I thought I was finally in the stretch but lo and behold a new issue arises. Here is my whole pipeline that I used:
bwa index refgenome.fa bwa mem -B 2 -M refgenome.fa cert1.R1.fastq cert1.R2.fastq > cert1_aln.sam samtools view -Sb cert1_aln.sam > cert1_aln.bam # I do a sort here but maybe I don't need to?
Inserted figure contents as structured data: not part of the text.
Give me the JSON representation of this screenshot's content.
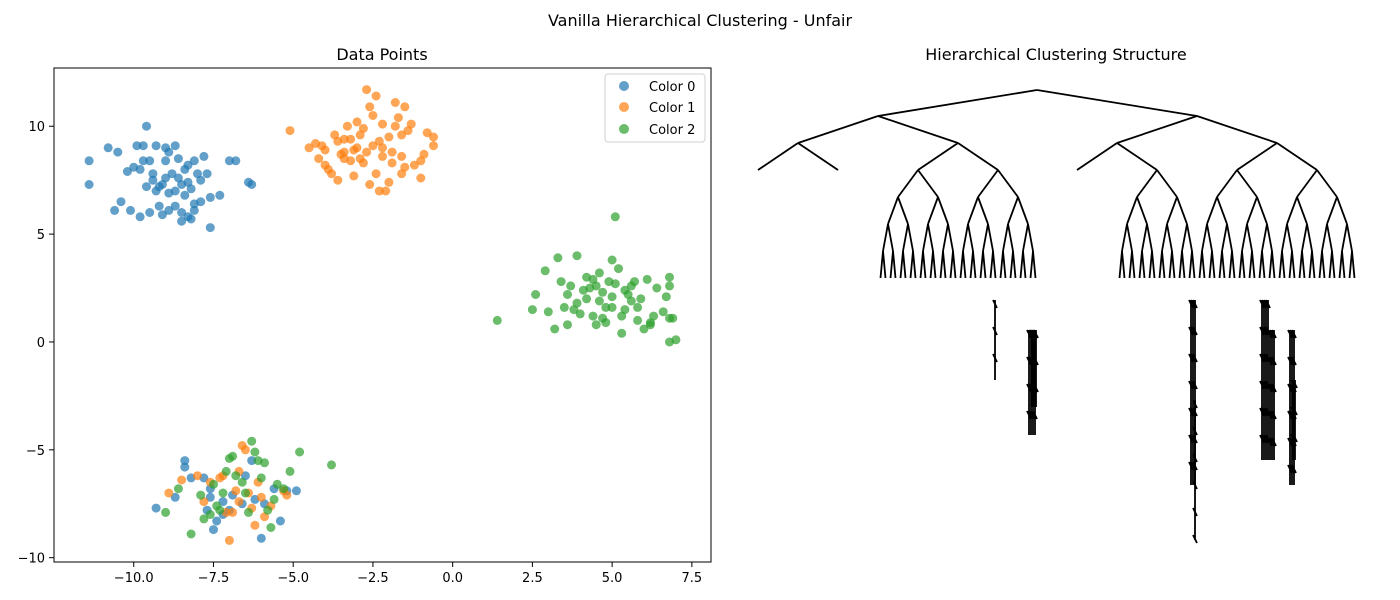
{
  "figure": {
    "suptitle": "Vanilla Hierarchical Clustering - Unfair"
  },
  "chart_data": [
    {
      "type": "scatter",
      "title": "Data Points",
      "xlabel": "",
      "ylabel": "",
      "xlim": [
        -12.5,
        8.1
      ],
      "ylim": [
        -10.2,
        12.7
      ],
      "xticks": [
        -10.0,
        -7.5,
        -5.0,
        -2.5,
        0.0,
        2.5,
        5.0,
        7.5
      ],
      "yticks": [
        -10,
        -5,
        0,
        5,
        10
      ],
      "xtick_labels": [
        "−10.0",
        "−7.5",
        "−5.0",
        "−2.5",
        "0.0",
        "2.5",
        "5.0",
        "7.5"
      ],
      "ytick_labels": [
        "−10",
        "−5",
        "0",
        "5",
        "10"
      ],
      "grid": false,
      "legend": "top-right",
      "series": [
        {
          "name": "Color 0",
          "color": "#1f77b4",
          "points": [
            [
              -11.4,
              8.4
            ],
            [
              -11.4,
              7.3
            ],
            [
              -10.8,
              9.0
            ],
            [
              -10.5,
              8.8
            ],
            [
              -10.2,
              7.9
            ],
            [
              -10.0,
              8.1
            ],
            [
              -9.8,
              8.0
            ],
            [
              -9.7,
              9.1
            ],
            [
              -9.9,
              9.1
            ],
            [
              -9.6,
              10.0
            ],
            [
              -9.7,
              8.4
            ],
            [
              -9.5,
              8.4
            ],
            [
              -9.3,
              9.1
            ],
            [
              -9.4,
              7.5
            ],
            [
              -9.2,
              7.2
            ],
            [
              -9.0,
              9.0
            ],
            [
              -8.9,
              8.8
            ],
            [
              -8.7,
              9.1
            ],
            [
              -8.6,
              8.5
            ],
            [
              -8.3,
              8.2
            ],
            [
              -8.1,
              8.4
            ],
            [
              -7.8,
              8.6
            ],
            [
              -9.6,
              7.2
            ],
            [
              -9.3,
              7.0
            ],
            [
              -9.1,
              7.3
            ],
            [
              -8.9,
              6.9
            ],
            [
              -8.7,
              7.0
            ],
            [
              -8.5,
              7.3
            ],
            [
              -8.3,
              7.4
            ],
            [
              -8.2,
              7.1
            ],
            [
              -8.0,
              7.8
            ],
            [
              -7.9,
              7.5
            ],
            [
              -7.7,
              7.8
            ],
            [
              -7.6,
              6.7
            ],
            [
              -7.3,
              6.8
            ],
            [
              -9.2,
              6.3
            ],
            [
              -8.9,
              6.1
            ],
            [
              -8.7,
              6.3
            ],
            [
              -8.5,
              6.0
            ],
            [
              -8.3,
              5.8
            ],
            [
              -8.1,
              6.1
            ],
            [
              -9.5,
              6.0
            ],
            [
              -9.8,
              5.8
            ],
            [
              -10.1,
              6.1
            ],
            [
              -10.6,
              6.1
            ],
            [
              -8.5,
              5.6
            ],
            [
              -7.6,
              5.3
            ],
            [
              -6.4,
              7.4
            ],
            [
              -6.3,
              7.3
            ],
            [
              -6.8,
              8.4
            ],
            [
              -7.0,
              8.4
            ],
            [
              -8.8,
              7.8
            ],
            [
              -8.6,
              7.6
            ],
            [
              -8.4,
              8.0
            ],
            [
              -9.0,
              7.6
            ],
            [
              -9.4,
              7.8
            ],
            [
              -10.4,
              6.5
            ],
            [
              -7.9,
              6.5
            ],
            [
              -8.1,
              6.4
            ],
            [
              -8.2,
              5.7
            ],
            [
              -9.1,
              5.9
            ],
            [
              -9.0,
              8.4
            ],
            [
              -8.4,
              6.8
            ],
            [
              -9.3,
              -7.7
            ],
            [
              -8.7,
              -7.2
            ],
            [
              -8.4,
              -5.5
            ],
            [
              -8.4,
              -5.8
            ],
            [
              -8.2,
              -6.3
            ],
            [
              -7.8,
              -6.3
            ],
            [
              -7.6,
              -6.8
            ],
            [
              -7.7,
              -7.8
            ],
            [
              -7.5,
              -8.7
            ],
            [
              -7.4,
              -8.3
            ],
            [
              -7.2,
              -8.0
            ],
            [
              -7.0,
              -7.8
            ],
            [
              -6.6,
              -7.5
            ],
            [
              -6.3,
              -5.5
            ],
            [
              -6.2,
              -7.3
            ],
            [
              -6.0,
              -9.1
            ],
            [
              -5.9,
              -7.5
            ],
            [
              -5.6,
              -6.8
            ],
            [
              -5.4,
              -8.3
            ],
            [
              -5.2,
              -6.9
            ],
            [
              -4.9,
              -6.9
            ],
            [
              -7.2,
              -7.4
            ],
            [
              -6.9,
              -7.1
            ],
            [
              -6.5,
              -6.2
            ],
            [
              -7.6,
              -7.2
            ]
          ]
        },
        {
          "name": "Color 1",
          "color": "#ff7f0e",
          "points": [
            [
              -5.1,
              9.8
            ],
            [
              -4.5,
              9.0
            ],
            [
              -4.3,
              9.2
            ],
            [
              -4.1,
              9.1
            ],
            [
              -4.0,
              8.2
            ],
            [
              -3.9,
              8.0
            ],
            [
              -3.8,
              7.8
            ],
            [
              -3.7,
              9.6
            ],
            [
              -3.6,
              9.3
            ],
            [
              -3.5,
              8.7
            ],
            [
              -3.4,
              8.5
            ],
            [
              -3.3,
              10.0
            ],
            [
              -3.2,
              9.4
            ],
            [
              -3.1,
              8.9
            ],
            [
              -3.0,
              10.2
            ],
            [
              -2.9,
              9.6
            ],
            [
              -2.8,
              8.3
            ],
            [
              -2.7,
              11.7
            ],
            [
              -2.6,
              10.9
            ],
            [
              -2.5,
              10.5
            ],
            [
              -2.4,
              11.4
            ],
            [
              -2.3,
              9.3
            ],
            [
              -2.2,
              8.6
            ],
            [
              -2.1,
              7.0
            ],
            [
              -2.0,
              7.4
            ],
            [
              -1.9,
              8.8
            ],
            [
              -1.8,
              11.1
            ],
            [
              -1.7,
              10.4
            ],
            [
              -1.6,
              9.6
            ],
            [
              -1.5,
              10.9
            ],
            [
              -1.4,
              9.8
            ],
            [
              -1.3,
              10.1
            ],
            [
              -1.2,
              8.2
            ],
            [
              -1.0,
              8.4
            ],
            [
              -0.9,
              8.7
            ],
            [
              -0.8,
              9.7
            ],
            [
              -0.6,
              9.1
            ],
            [
              -0.6,
              9.5
            ],
            [
              -1.0,
              7.6
            ],
            [
              -1.6,
              7.8
            ],
            [
              -2.3,
              7.0
            ],
            [
              -2.4,
              7.8
            ],
            [
              -2.6,
              7.3
            ],
            [
              -3.2,
              8.4
            ],
            [
              -3.4,
              8.8
            ],
            [
              -3.6,
              7.5
            ],
            [
              -4.0,
              8.9
            ],
            [
              -4.2,
              8.5
            ],
            [
              -2.9,
              8.5
            ],
            [
              -2.2,
              9.0
            ],
            [
              -2.0,
              9.5
            ],
            [
              -1.8,
              10.0
            ],
            [
              -2.5,
              9.1
            ],
            [
              -3.1,
              7.7
            ],
            [
              -1.5,
              8.1
            ],
            [
              -2.7,
              8.8
            ],
            [
              -3.0,
              9.0
            ],
            [
              -1.9,
              8.3
            ],
            [
              -2.2,
              10.1
            ],
            [
              -3.4,
              9.4
            ],
            [
              -2.8,
              9.9
            ],
            [
              -1.6,
              8.6
            ],
            [
              -8.9,
              -7.0
            ],
            [
              -8.5,
              -6.4
            ],
            [
              -8.0,
              -6.2
            ],
            [
              -7.6,
              -6.5
            ],
            [
              -7.3,
              -6.3
            ],
            [
              -7.2,
              -6.2
            ],
            [
              -7.0,
              -9.2
            ],
            [
              -6.9,
              -7.9
            ],
            [
              -6.7,
              -7.4
            ],
            [
              -6.6,
              -4.8
            ],
            [
              -6.5,
              -5.0
            ],
            [
              -6.3,
              -7.7
            ],
            [
              -6.2,
              -8.5
            ],
            [
              -6.0,
              -7.2
            ],
            [
              -5.9,
              -8.1
            ],
            [
              -5.7,
              -7.6
            ],
            [
              -5.3,
              -6.9
            ],
            [
              -5.2,
              -7.1
            ],
            [
              -6.8,
              -6.9
            ],
            [
              -7.1,
              -7.9
            ],
            [
              -6.4,
              -7.0
            ],
            [
              -7.8,
              -7.4
            ],
            [
              -6.1,
              -6.5
            ],
            [
              -6.7,
              -6.0
            ]
          ]
        },
        {
          "name": "Color 2",
          "color": "#2ca02c",
          "points": [
            [
              1.4,
              1.0
            ],
            [
              2.5,
              1.5
            ],
            [
              2.6,
              2.2
            ],
            [
              2.9,
              3.3
            ],
            [
              3.0,
              1.4
            ],
            [
              3.2,
              0.6
            ],
            [
              3.3,
              3.9
            ],
            [
              3.4,
              2.8
            ],
            [
              3.6,
              2.2
            ],
            [
              3.6,
              0.8
            ],
            [
              3.7,
              2.6
            ],
            [
              3.9,
              4.0
            ],
            [
              3.9,
              1.8
            ],
            [
              4.0,
              1.3
            ],
            [
              4.1,
              2.4
            ],
            [
              4.2,
              3.0
            ],
            [
              4.3,
              2.5
            ],
            [
              4.4,
              1.2
            ],
            [
              4.5,
              0.8
            ],
            [
              4.6,
              3.2
            ],
            [
              4.6,
              1.9
            ],
            [
              4.7,
              2.3
            ],
            [
              4.8,
              0.9
            ],
            [
              4.9,
              2.8
            ],
            [
              5.0,
              3.8
            ],
            [
              5.0,
              1.6
            ],
            [
              5.1,
              2.7
            ],
            [
              5.1,
              5.8
            ],
            [
              5.2,
              3.4
            ],
            [
              5.3,
              1.2
            ],
            [
              5.3,
              0.4
            ],
            [
              5.4,
              2.4
            ],
            [
              5.5,
              2.2
            ],
            [
              5.6,
              1.9
            ],
            [
              5.7,
              2.8
            ],
            [
              5.8,
              1.6
            ],
            [
              5.9,
              2.0
            ],
            [
              6.0,
              0.6
            ],
            [
              6.1,
              2.9
            ],
            [
              6.2,
              0.8
            ],
            [
              6.3,
              1.2
            ],
            [
              6.4,
              2.5
            ],
            [
              6.6,
              1.4
            ],
            [
              6.7,
              2.1
            ],
            [
              6.8,
              3.0
            ],
            [
              6.8,
              2.6
            ],
            [
              6.8,
              1.1
            ],
            [
              6.8,
              0.0
            ],
            [
              7.0,
              0.1
            ],
            [
              6.9,
              1.1
            ],
            [
              4.2,
              2.0
            ],
            [
              4.8,
              1.6
            ],
            [
              5.0,
              2.1
            ],
            [
              4.5,
              2.6
            ],
            [
              5.6,
              2.6
            ],
            [
              3.8,
              1.5
            ],
            [
              4.4,
              2.9
            ],
            [
              5.4,
              1.5
            ],
            [
              4.7,
              1.1
            ],
            [
              3.5,
              1.6
            ],
            [
              6.2,
              0.9
            ],
            [
              5.8,
              1.0
            ],
            [
              -9.0,
              -7.9
            ],
            [
              -8.6,
              -6.8
            ],
            [
              -8.2,
              -8.9
            ],
            [
              -7.9,
              -7.1
            ],
            [
              -7.6,
              -8.0
            ],
            [
              -7.4,
              -7.6
            ],
            [
              -7.3,
              -7.8
            ],
            [
              -7.1,
              -6.0
            ],
            [
              -7.0,
              -5.4
            ],
            [
              -6.9,
              -5.3
            ],
            [
              -6.8,
              -6.2
            ],
            [
              -6.6,
              -6.5
            ],
            [
              -6.5,
              -7.0
            ],
            [
              -6.3,
              -4.6
            ],
            [
              -6.2,
              -5.1
            ],
            [
              -6.1,
              -5.5
            ],
            [
              -5.9,
              -5.6
            ],
            [
              -5.8,
              -7.8
            ],
            [
              -5.7,
              -8.6
            ],
            [
              -5.6,
              -7.3
            ],
            [
              -5.3,
              -6.8
            ],
            [
              -5.1,
              -6.0
            ],
            [
              -4.8,
              -5.1
            ],
            [
              -3.8,
              -5.7
            ],
            [
              -7.8,
              -8.2
            ],
            [
              -6.4,
              -7.9
            ],
            [
              -7.2,
              -7.0
            ],
            [
              -6.0,
              -6.3
            ],
            [
              -5.5,
              -6.6
            ],
            [
              -7.5,
              -6.6
            ]
          ]
        }
      ]
    },
    {
      "type": "tree",
      "title": "Hierarchical Clustering Structure"
    }
  ]
}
I have just seen many pipelines that sort and index at this point so I did it too. samtools sort cert1_aln.bam > cert1_aln_sorted.bam | rm -f cert1_aln.bam samtools index cert1_aln_sorted.bam # Gather some stats samtools flagstat cert1_aln_sorted.bam > cert1_stats.txt # Extract unmapped read whose mate is mapped samtools view -b -f 4 -F 264 cert1_aln_sorted.bam > cert1_tmp1_unmapped.bam # Extract mapped read whose mate is unmapped samtools view -b -f 8 -F 260 cert1_aln_sorted.bam > cert1_tmp2_unmapped.bam # Extract unmapped read with unmapped mate samtools view -b -f 12 -F 256 cert1_aln_sorted.bam > cert1_tmp3_unmapped.bam # Merge the three tmp files into 1 samtools merge cert1_unmapped.bam cert1_tmp*_unmapped.bam # Extract mapped reads from BAM file samtools view -b -F 12 cert1_aln_sorted.bam > cert1_mapped.bam # Sort the BAM files by name samtools sort -n cert1_unmapped.bam > cert1_unmapped_sorted.bam samtools sort -n cert1_mapped.bam > cert1_mapped_sorted.bam # Finally, convert to Fastq bamToFastq -i cert1_unmapped_sorted.bam -fq cert1_unmapped.R1.fastq -fq2 cert1_unmapped.R2.fastq bamToFastq -i cert1_mapped_sorted.bam -fq cert1_mapped.R1.fastq -fq2 cert1_mapped.R2.fastq
The error I get towards the end is:
seqname is marked as paired, but its mate does not occur next to it in your BAM file. Skipping
It spams my terminal and it's endless. My fastq files are tiny and clearly missing sequences. Most biostars posts on this say the issue is with sorting without -n flag, but I tried sorting with it and without it and I get the same error regardless. I just want one fastq file with paired mapped reads, and then another fastq file with all unmapped reads/mates.